This series features mid-course projects for our Data Science Bootcamp. Students were first tasked with posing an interesting data question and finding a dataset to address that question. Next, they spent time cleaning, wrangling, and exploring the data, before designing and building an interactive Shiny app to display their findings and allow for further exploration.
With triathlon participants hailing from diverse backgrounds and varying ages, including Data Science Cohort 5 student Conrad Reihsmann, there’s a lot of data to study from the sport! “As someone who has recently picked up the sport, gaining insight into what methods are effective could help better focus my personal training and better familiarize myself with [triathlon]” he shares. “It also provides a rich source of data and multiple avenues to explore.”
The Data Question
With his mid-course capstone project, Conrad explores the question of whether specialty or strength in one triathlon sport over another correlates with higher placement overall. Additionally, he wanted to investigate what age groups tend to be most competitive and if these trends are consistent across gender.
Cleaning The Data
The first step was gathering the data, which Conrad retrieved from World Triathlon, the international governing body for the sport of Triathlon. Conrad made use of the Triathlon.org API Platform, which allows access to the entire Triathlon.org infrastructure and data. The platform consists of several distinct APIs which cover a variety of use-cases.
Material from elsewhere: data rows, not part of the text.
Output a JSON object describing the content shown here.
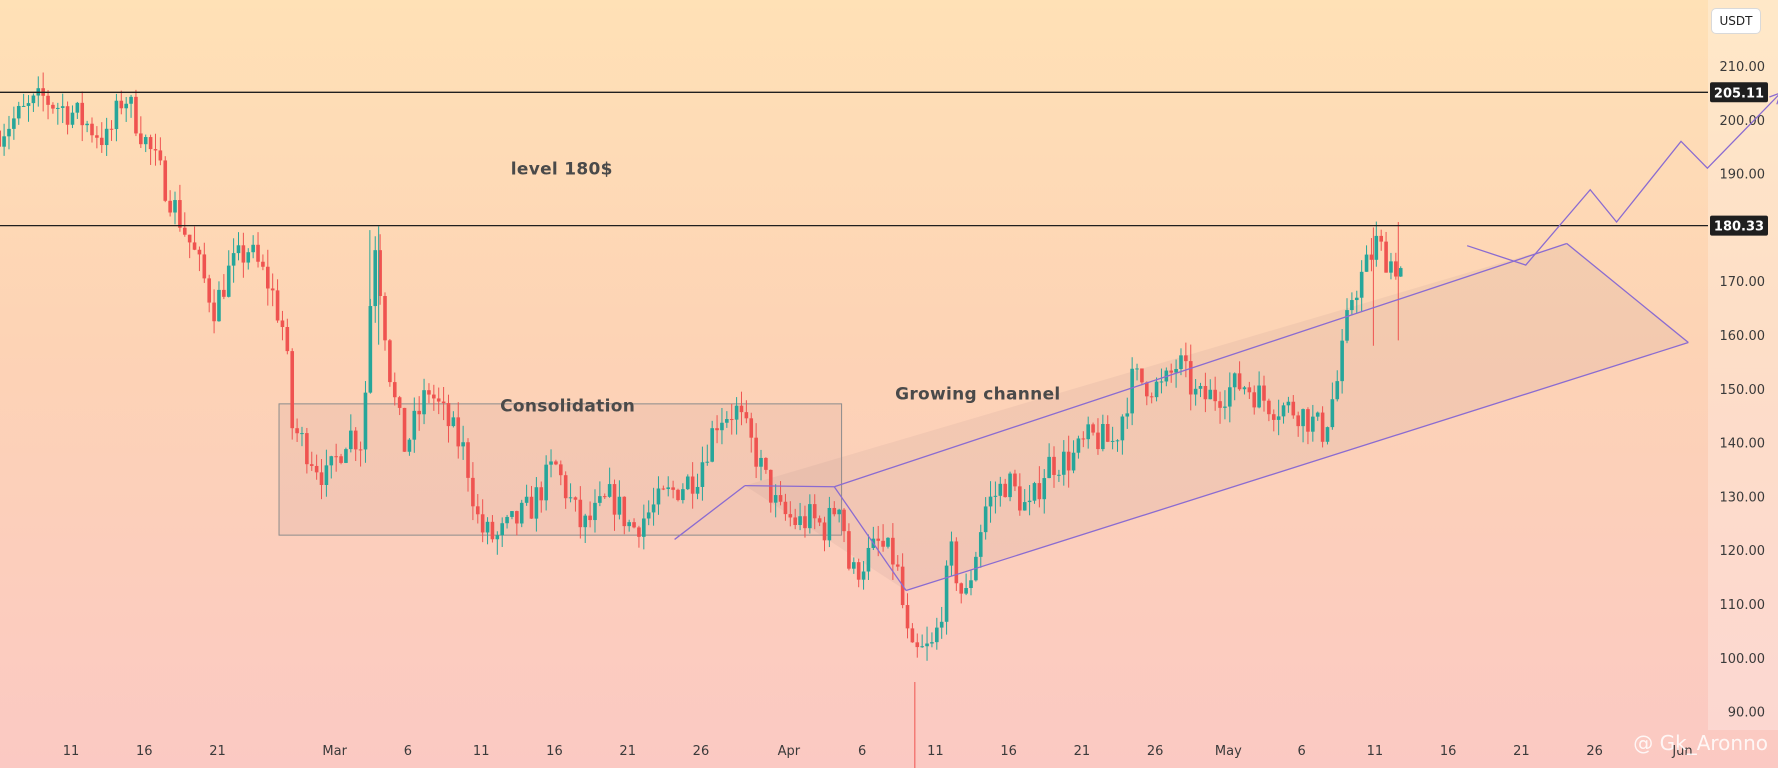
{
  "currency_label": "USDT",
  "watermark": "@ Gk_Aronno",
  "colors": {
    "up": "#26a69a",
    "down": "#ef5350",
    "channel": "#8a6bd1",
    "level_line": "#1f1f1f",
    "box_border": "#8c8c8c"
  },
  "chart_data": {
    "type": "candlestick",
    "title": "",
    "ylim": [
      87,
      220
    ],
    "y_ticks": [
      "210.00",
      "200.00",
      "190.00",
      "180.00",
      "170.00",
      "160.00",
      "150.00",
      "140.00",
      "130.00",
      "120.00",
      "110.00",
      "100.00",
      "90.00"
    ],
    "y_tick_values": [
      210,
      200,
      190,
      180,
      170,
      160,
      150,
      140,
      130,
      120,
      110,
      100,
      90
    ],
    "x_range_days": [
      0,
      120
    ],
    "x_ticks": [
      {
        "label": "11",
        "day": 0
      },
      {
        "label": "16",
        "day": 5
      },
      {
        "label": "21",
        "day": 10
      },
      {
        "label": "Mar",
        "day": 18
      },
      {
        "label": "6",
        "day": 23
      },
      {
        "label": "11",
        "day": 28
      },
      {
        "label": "16",
        "day": 33
      },
      {
        "label": "21",
        "day": 38
      },
      {
        "label": "26",
        "day": 43
      },
      {
        "label": "Apr",
        "day": 49
      },
      {
        "label": "6",
        "day": 54
      },
      {
        "label": "11",
        "day": 59
      },
      {
        "label": "16",
        "day": 64
      },
      {
        "label": "21",
        "day": 69
      },
      {
        "label": "26",
        "day": 74
      },
      {
        "label": "May",
        "day": 79
      },
      {
        "label": "6",
        "day": 84
      },
      {
        "label": "11",
        "day": 89
      },
      {
        "label": "16",
        "day": 94
      },
      {
        "label": "21",
        "day": 99
      },
      {
        "label": "26",
        "day": 104
      },
      {
        "label": "Jun",
        "day": 110
      }
    ],
    "levels": [
      {
        "value": 205.11,
        "label": "205.11"
      },
      {
        "value": 180.33,
        "label": "180.33"
      }
    ],
    "annotations": [
      {
        "text": "level 180$",
        "day": 33.5,
        "value": 189.8
      },
      {
        "text": "Consolidation",
        "day": 33.9,
        "value": 145.8
      },
      {
        "text": "Growing channel",
        "day": 61.9,
        "value": 148.0
      }
    ],
    "consolidation_box": {
      "day_start": 14.2,
      "day_end": 52.6,
      "high": 147.2,
      "low": 122.8
    },
    "channel": {
      "upper": [
        [
          52.1,
          131.8
        ],
        [
          102.1,
          177.0
        ]
      ],
      "lower": [
        [
          57.0,
          112.5
        ],
        [
          110.4,
          158.6
        ]
      ],
      "triangle_top": [
        46.0,
        132.0
      ]
    },
    "projection": [
      [
        95.3,
        176.6
      ],
      [
        99.3,
        173.0
      ],
      [
        103.7,
        187.0
      ],
      [
        105.5,
        181.0
      ],
      [
        109.9,
        196.0
      ],
      [
        111.7,
        191.0
      ],
      [
        116.7,
        205.0
      ]
    ],
    "anchors": [
      {
        "day": -4.9,
        "price": 198
      },
      {
        "day": -1.9,
        "price": 204
      },
      {
        "day": 0.3,
        "price": 201
      },
      {
        "day": 2.5,
        "price": 196
      },
      {
        "day": 3.6,
        "price": 205
      },
      {
        "day": 6.1,
        "price": 190
      },
      {
        "day": 8.3,
        "price": 176
      },
      {
        "day": 9.8,
        "price": 165
      },
      {
        "day": 10.8,
        "price": 172
      },
      {
        "day": 12.1,
        "price": 176
      },
      {
        "day": 13.6,
        "price": 169
      },
      {
        "day": 14.6,
        "price": 160
      },
      {
        "day": 15.1,
        "price": 143
      },
      {
        "day": 17.5,
        "price": 133
      },
      {
        "day": 18.9,
        "price": 142
      },
      {
        "day": 19.9,
        "price": 140
      },
      {
        "day": 20.7,
        "price": 179
      },
      {
        "day": 21.9,
        "price": 150
      },
      {
        "day": 22.8,
        "price": 139
      },
      {
        "day": 24.4,
        "price": 150
      },
      {
        "day": 26.9,
        "price": 138
      },
      {
        "day": 27.9,
        "price": 124
      },
      {
        "day": 29.0,
        "price": 122
      },
      {
        "day": 31.4,
        "price": 128
      },
      {
        "day": 33.0,
        "price": 136
      },
      {
        "day": 34.9,
        "price": 124
      },
      {
        "day": 36.9,
        "price": 130
      },
      {
        "day": 38.3,
        "price": 124
      },
      {
        "day": 40.6,
        "price": 130
      },
      {
        "day": 42.7,
        "price": 134
      },
      {
        "day": 44.2,
        "price": 145
      },
      {
        "day": 45.4,
        "price": 146
      },
      {
        "day": 46.7,
        "price": 138
      },
      {
        "day": 48.3,
        "price": 127
      },
      {
        "day": 49.7,
        "price": 125
      },
      {
        "day": 50.4,
        "price": 126
      },
      {
        "day": 51.5,
        "price": 124
      },
      {
        "day": 52.5,
        "price": 130
      },
      {
        "day": 53.2,
        "price": 115
      },
      {
        "day": 55.1,
        "price": 121
      },
      {
        "day": 56.3,
        "price": 118
      },
      {
        "day": 57.3,
        "price": 100
      },
      {
        "day": 58.9,
        "price": 102
      },
      {
        "day": 60.1,
        "price": 119
      },
      {
        "day": 61.0,
        "price": 110
      },
      {
        "day": 62.4,
        "price": 128
      },
      {
        "day": 63.9,
        "price": 133
      },
      {
        "day": 65.4,
        "price": 127
      },
      {
        "day": 66.6,
        "price": 136
      },
      {
        "day": 68.3,
        "price": 137
      },
      {
        "day": 69.6,
        "price": 141
      },
      {
        "day": 71.2,
        "price": 140
      },
      {
        "day": 72.5,
        "price": 152
      },
      {
        "day": 74.5,
        "price": 150
      },
      {
        "day": 75.6,
        "price": 155
      },
      {
        "day": 76.9,
        "price": 148
      },
      {
        "day": 78.2,
        "price": 149
      },
      {
        "day": 80.0,
        "price": 151
      },
      {
        "day": 82.0,
        "price": 147
      },
      {
        "day": 83.8,
        "price": 146
      },
      {
        "day": 85.5,
        "price": 142
      },
      {
        "day": 86.5,
        "price": 152
      },
      {
        "day": 87.4,
        "price": 167
      },
      {
        "day": 88.3,
        "price": 172
      },
      {
        "day": 89.1,
        "price": 177
      },
      {
        "day": 89.9,
        "price": 174
      },
      {
        "day": 90.9,
        "price": 172
      }
    ]
  }
}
Conrad used R to make the API calls to the Results API, first gathering unique program and event IDs for events that occurred between 2009 and 2019. Next, he made additional API calls using these event IDs to retrieve more detailed information on each event, getting the results for all competitors and event-specific information like location and temperature, when available.
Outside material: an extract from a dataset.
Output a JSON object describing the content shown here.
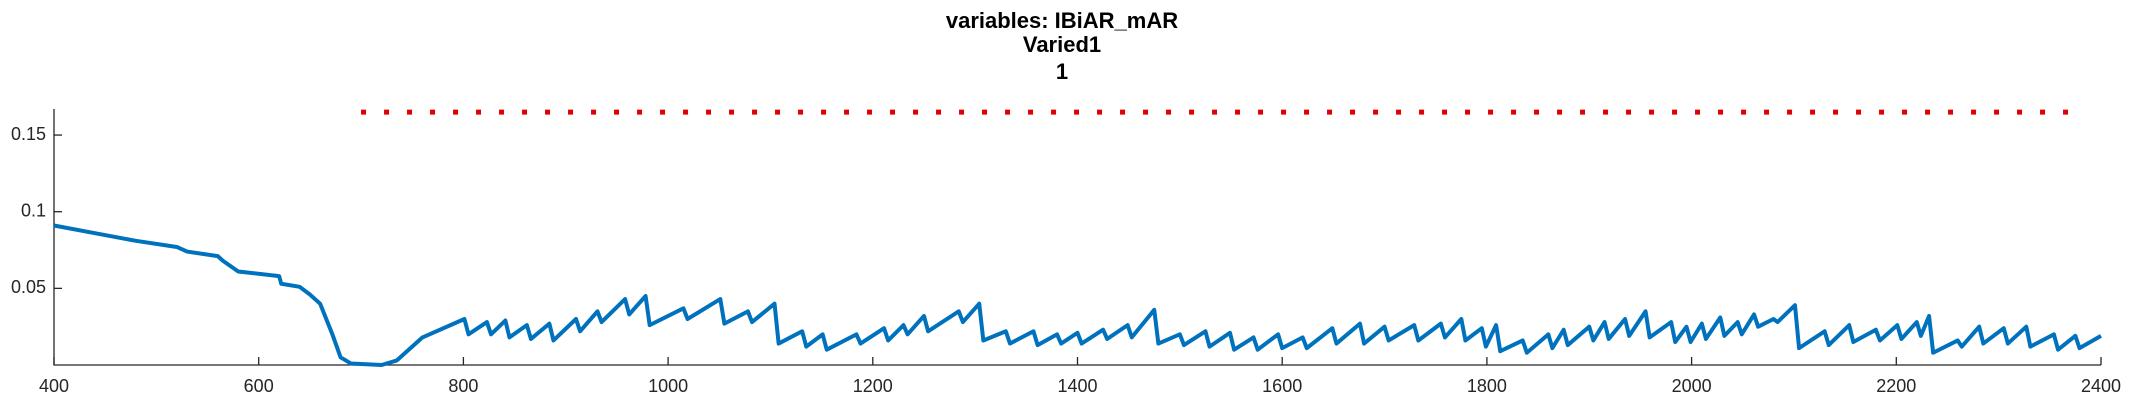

Next came formatting the data, which Conrad shares, proved to be one of the most challenging hurdles, as most of the questions he posed were based on overall times (hh:mm:ss).
“There were also a fair amount of events that were mislabeled in the API call where Olympic races were labeled as ‘sprint distances’ and vice versa,” he explains. “Along with those problems, there were several instances of race distances being altered due to weather which needed to be located and then excluded from the dataset.” Conrad used the tidyverse collection of R packages to prepare his data, including the lubridate library to handle working with times.
Visualizing The Data
Next came deciding how to best present his data in his Shiny app. “I chose the density, violin, and ridgeline plots for time because they helped to show the distribution and range of times in the sport, which I felt was important since there was no effective way to normalize for course location and routes,” he says of the application’s visualizations.
For the results by age group, Conrad chose a simple box plot in order to display both the overall trend and how it can vary greatly within each group.
To compare the different disciplines to the overall triathlon (swimming is pictured above), Conrad chose the scatterplot with a regression line for its effectiveness of showing correlation. He plotted each competitor's finishing position per discipline compared to their overall finishing position for the whole race. Interestingly, for swimming and biking, the correlation between these events and overall finishing position was relatively low, and it was not uncommon for a competitor to be close to the bottom of the field in that event but still finish the overall race towards the front of the pack. However, the correlation proved to be much stronger for running.
Finally, Conrad used a choropleth map to highlight countries where a large percentage of competitors performed well either overall or by event. The map allows users to interact with the provided visual representation of the data and give additional clarifying information through a hovering feature.
Conrad used ggplot2, Plotly, and Leaflet to create the visualizations in his application.
Conrad’s data found that in the sport of triathlon, trends over time (years) were mainly determined by race location and course and that age was not a large determining factor of success. He was also surprised to discover that the success on the run portion has the highest correlation with overall success across race types (Olympic and sprint) and gender.